A simple July dinner at Villa Kapella, built around a salad of local tomatoes and cucumber with Corfiot feta and the island’s olive oil, followed by grilled fish from the morning’s market and concluded with fresh mizithra and local honey, uses the island’s dairy tradition as naturally and as completely as the island’s kitchen has always used it: as the essential ingredient of a meal that requires nothing more elaborate than the quality of its components and the warmth of the evening in which it is eaten.
The Market Visit as Dairy Education
The covered market in Corfu Town in July is one of the finest places on the island to encounter the dairy tradition in its full variety.
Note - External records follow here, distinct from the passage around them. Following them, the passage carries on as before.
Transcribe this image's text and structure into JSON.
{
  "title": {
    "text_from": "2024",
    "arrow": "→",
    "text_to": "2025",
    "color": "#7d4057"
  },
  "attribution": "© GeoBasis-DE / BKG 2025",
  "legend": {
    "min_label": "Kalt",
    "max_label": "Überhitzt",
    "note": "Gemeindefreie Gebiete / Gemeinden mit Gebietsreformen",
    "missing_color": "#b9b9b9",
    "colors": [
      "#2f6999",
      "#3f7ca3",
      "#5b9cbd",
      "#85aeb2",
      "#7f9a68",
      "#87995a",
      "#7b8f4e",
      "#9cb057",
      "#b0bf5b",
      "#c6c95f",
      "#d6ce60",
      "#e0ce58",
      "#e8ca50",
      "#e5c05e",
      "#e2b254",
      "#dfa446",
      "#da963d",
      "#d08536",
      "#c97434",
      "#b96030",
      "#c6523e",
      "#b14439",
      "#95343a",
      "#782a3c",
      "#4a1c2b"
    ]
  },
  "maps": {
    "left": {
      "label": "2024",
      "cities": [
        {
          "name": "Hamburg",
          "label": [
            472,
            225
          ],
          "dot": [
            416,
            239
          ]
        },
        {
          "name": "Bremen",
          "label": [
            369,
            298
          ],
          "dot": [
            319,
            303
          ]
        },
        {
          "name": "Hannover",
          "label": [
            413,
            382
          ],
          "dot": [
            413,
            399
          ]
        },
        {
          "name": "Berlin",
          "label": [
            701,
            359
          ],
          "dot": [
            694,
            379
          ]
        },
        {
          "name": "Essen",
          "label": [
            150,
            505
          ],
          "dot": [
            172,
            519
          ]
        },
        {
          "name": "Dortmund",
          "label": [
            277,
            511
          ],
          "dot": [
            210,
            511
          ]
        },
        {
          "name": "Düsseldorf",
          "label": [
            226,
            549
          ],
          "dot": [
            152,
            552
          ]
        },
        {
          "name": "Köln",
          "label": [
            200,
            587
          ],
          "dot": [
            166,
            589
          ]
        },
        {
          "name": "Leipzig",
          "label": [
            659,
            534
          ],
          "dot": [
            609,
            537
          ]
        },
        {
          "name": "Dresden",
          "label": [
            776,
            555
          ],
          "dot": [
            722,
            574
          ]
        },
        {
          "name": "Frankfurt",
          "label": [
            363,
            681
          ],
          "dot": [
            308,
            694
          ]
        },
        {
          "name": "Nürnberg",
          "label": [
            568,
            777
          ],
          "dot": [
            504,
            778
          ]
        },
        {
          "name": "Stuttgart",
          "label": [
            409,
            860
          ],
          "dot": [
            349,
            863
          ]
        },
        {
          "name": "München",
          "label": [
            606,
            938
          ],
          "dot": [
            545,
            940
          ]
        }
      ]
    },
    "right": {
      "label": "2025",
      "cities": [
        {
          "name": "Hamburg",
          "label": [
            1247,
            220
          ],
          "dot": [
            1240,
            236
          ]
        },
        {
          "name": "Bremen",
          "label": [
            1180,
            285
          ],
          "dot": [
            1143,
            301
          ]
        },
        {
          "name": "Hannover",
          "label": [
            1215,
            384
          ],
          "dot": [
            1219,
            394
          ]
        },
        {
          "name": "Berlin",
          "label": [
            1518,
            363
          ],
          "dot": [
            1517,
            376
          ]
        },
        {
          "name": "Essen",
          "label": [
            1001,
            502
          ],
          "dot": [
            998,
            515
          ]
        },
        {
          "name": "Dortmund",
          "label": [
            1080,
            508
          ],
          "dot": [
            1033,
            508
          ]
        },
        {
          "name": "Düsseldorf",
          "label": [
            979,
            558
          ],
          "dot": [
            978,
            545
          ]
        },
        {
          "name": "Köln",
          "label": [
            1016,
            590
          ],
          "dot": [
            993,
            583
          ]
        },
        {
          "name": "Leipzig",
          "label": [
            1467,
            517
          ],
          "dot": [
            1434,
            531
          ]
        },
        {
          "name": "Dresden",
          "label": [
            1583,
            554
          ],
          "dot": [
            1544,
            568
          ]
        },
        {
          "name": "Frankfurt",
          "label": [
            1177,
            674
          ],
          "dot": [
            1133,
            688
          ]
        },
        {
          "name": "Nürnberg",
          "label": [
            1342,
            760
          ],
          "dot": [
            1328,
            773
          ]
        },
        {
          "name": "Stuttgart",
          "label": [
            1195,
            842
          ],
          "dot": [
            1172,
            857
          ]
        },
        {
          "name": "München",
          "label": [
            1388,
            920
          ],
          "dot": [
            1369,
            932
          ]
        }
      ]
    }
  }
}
The cheese section, occupying its dedicated area within the market building, displays the range of local and regional production alongside the more widely distributed products that the market also stocks, and the contrast between the two, between the living, varied, locally specific cheeses of the island’s small producers and the standardised products of industrial dairy, is immediately apparent in both appearance and flavour.
Spending a July morning at the covered market specifically to explore the cheese section, tasting what the stallholders offer and asking the questions that the tasting produces, is a form of food education that no restaurant menu or cookbook can provide. The knowledge of what Corfiot cheese tastes like and where it comes from, gained at the market in the company of the people who produce and sell it, carries back to the villa kitchen and to every subsequent meal at the outdoor table with a directness that transforms the eating of those meals from the consumption of good ingredients into the continuation of a conversation with the island’s agricultural tradition.